Two students working as an International Student Ambassador

International Student Ambassador Marta from Portugal tells us how they went from afraid to speak English in public to a confident speaker

5 min read

My name is Marta, I am an international student doing a BSc in Software Engineering at the University of Portsmouth.

When I moved to England, I had a lot of fears and obstacles – as we all have when we move to a new place. One of the biggest ones was without a doubt the fear of speaking English in public. I would feel very anxious and stressed when I was about to talk to someone, even if it was just when grocery shopping or talking with my peers. So to avoid an embarrassing moment, I always tried to do everything myself and look for information on the internet.

In my home country, we start learning English very early. We learned American English at a very basic level.

Marta Rodrigues, BSc Software Engineering

I knew that if I wanted to come to England to study I would have to develop my English beyond what I had learned at school. And that's what I did. Through series and music, I managed to become a little better, especially speaking, but that never prepared me for what I found when I moved.

When I arrived in Portsmouth, it was a shock for me to talk to people. They all spoke very quickly and I could never get all the information. So many times I didn't understand what I had to do or where I had to go.

I knew this would be a big problem for me, not only in my personal life but also academically.
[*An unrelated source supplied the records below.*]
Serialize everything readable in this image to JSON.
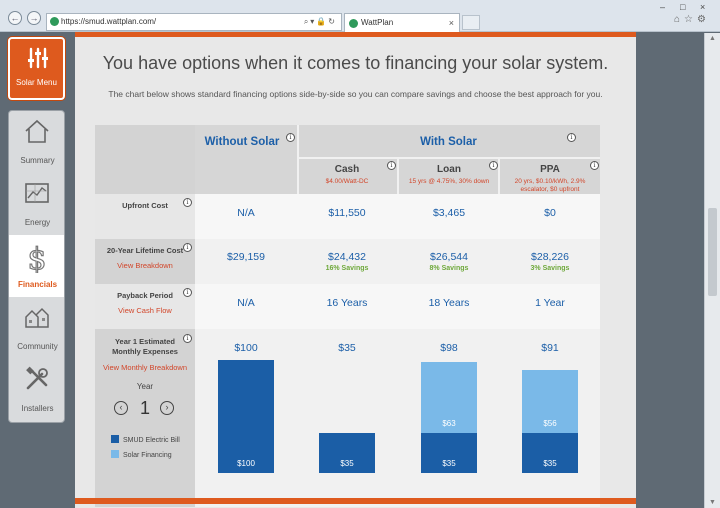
{
  "browser": {
    "url": "https://smud.wattplan.com/",
    "tab_title": "WattPlan",
    "back": "←",
    "forward": "→",
    "address_tools": "⌕▾🔒↻",
    "tab_close": "×",
    "window_controls": [
      "–",
      "□",
      "×"
    ],
    "right_tools": "⌂☆⚙"
  },
  "sidebar": {
    "menu_label": "Solar Menu",
    "items": [
      {
        "label": "Summary",
        "icon": "house-icon"
      },
      {
        "label": "Energy",
        "icon": "chart-icon"
      },
      {
        "label": "Financials",
        "icon": "dollar-icon",
        "active": true
      },
      {
        "label": "Community",
        "icon": "community-icon"
      },
      {
        "label": "Installers",
        "icon": "tools-icon"
      }
    ]
  },
  "main": {
    "headline": "You have options when it comes to financing your solar system.",
    "subline": "The chart below shows standard financing options side-by-side so you can compare savings and choose the best approach for you.",
    "info": "i",
    "columns": {
      "without_solar": "Without Solar",
      "with_solar": "With Solar",
      "cash": {
        "title": "Cash",
        "detail": "$4.00/Watt-DC"
      },
      "loan": {
        "title": "Loan",
        "detail": "15 yrs @ 4.75%, 30% down"
      },
      "ppa": {
        "title": "PPA",
        "detail": "20 yrs, $0.10/kWh, 2.9% escalator, $0 upfront"
      }
    },
    "rows": {
      "upfront": {
        "label": "Upfront Cost",
        "without": "N/A",
        "cash": "$11,550",
        "loan": "$3,465",
        "ppa": "$0"
      },
      "lifetime": {
        "label": "20-Year Lifetime Cost",
        "link": "View Breakdown",
        "without": "$29,159",
        "cash": "$24,432",
        "loan": "$26,544",
        "ppa": "$28,226",
        "cash_savings": "16% Savings",
        "loan_savings": "8% Savings",
        "ppa_savings": "3% Savings"
      },
      "payback": {
        "label": "Payback Period",
        "link": "View Cash Flow",
        "without": "N/A",
        "cash": "16 Years",
        "loan": "18 Years",
        "ppa": "1 Year"
      },
      "monthly": {
        "label": "Year 1 Estimated Monthly Expenses",
        "link": "View Monthly Breakdown",
        "without": "$100",
        "cash": "$35",
        "loan": "$98",
        "ppa": "$91"
      }
    },
    "year": {
      "label": "Year",
      "value": "1",
      "prev": "‹",
      "next": "›"
    },
    "legend": [
      {
        "label": "SMUD Electric Bill",
        "color": "#1b5ea6"
      },
      {
        "label": "Solar Financing",
        "color": "#7ab9e8"
      }
    ],
    "chart_data": {
      "type": "bar",
      "categories": [
        "Without Solar",
        "Cash",
        "Loan",
        "PPA"
      ],
      "series": [
        {
          "name": "SMUD Electric Bill",
          "values": [
            100,
            35,
            35,
            35
          ]
        },
        {
          "name": "Solar Financing",
          "values": [
            0,
            0,
            63,
            56
          ]
        }
      ],
      "totals": [
        100,
        35,
        98,
        91
      ],
      "segment_labels": {
        "electric": [
          "$100",
          "$35",
          "$35",
          "$35"
        ],
        "financing": [
          "",
          "",
          "$63",
          "$56"
        ]
      },
      "ylim": [
        0,
        100
      ],
      "colors": {
        "electric": "#1b5ea6",
        "financing": "#7ab9e8"
      }
    }
  }
}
So I decided to look for solutions that would help me overcome this problem.

After a lot of research and talking to some university staff, I discovered that there is a service that can help us to develop our English at the University, called In-Sessional English (ISE): Academic Language And Communication.

I decided to sign up for a semester in the most basic module. That was one of the things that helped me a lot to overcome this problem, but not the only thing.

Marta Rodrigues, BSc Software Engineering

To develop our English one of the best things to do is talking to other people; so I did that too. By going to social events at the University or societies meetings, talking to people and getting to know each other, all of that. That also helped me a lot.

And last but not least: work. When I got the job as an international student ambassador I was scared. First, because I knew the interview had shown my lack of ability to speak fluently and then, because I did get the job. So now I had to show that I would be able to help other students even with my difficulties in speaking. However, as I worked and talked to people at work, I became more confident in my skills and also gained a bit of a British accent.

Nowadays, a friend of mine tells me that she forgets that I'm an international student, she just remembers it when I say "How do you say that word in English?". And I think that's super funny.

Marta Rodrigues, BSc Software Engineering

If you have the same problem that I had, or if you identify with any part of what you read, I have to say that the best thing to do in this situation is - as they say in my country - to give your body to the manifesto which means to gain courage and face your fear.

It's not easy, but one of the hardest things we've done is moving to another country, so learning a little more of the language is nothing. If I can do it, you can too. And I'm sure that if you follow my steps or some of them - or even find your own - you'll become a pro in the language and maybe native speakers won’t even notice that English is not your mother tongue.

My English wasn't perfect, it still isn't, but I can confidently say it's 90% better than when I arrived! Just go work for what you want, if you think you can do it, you will!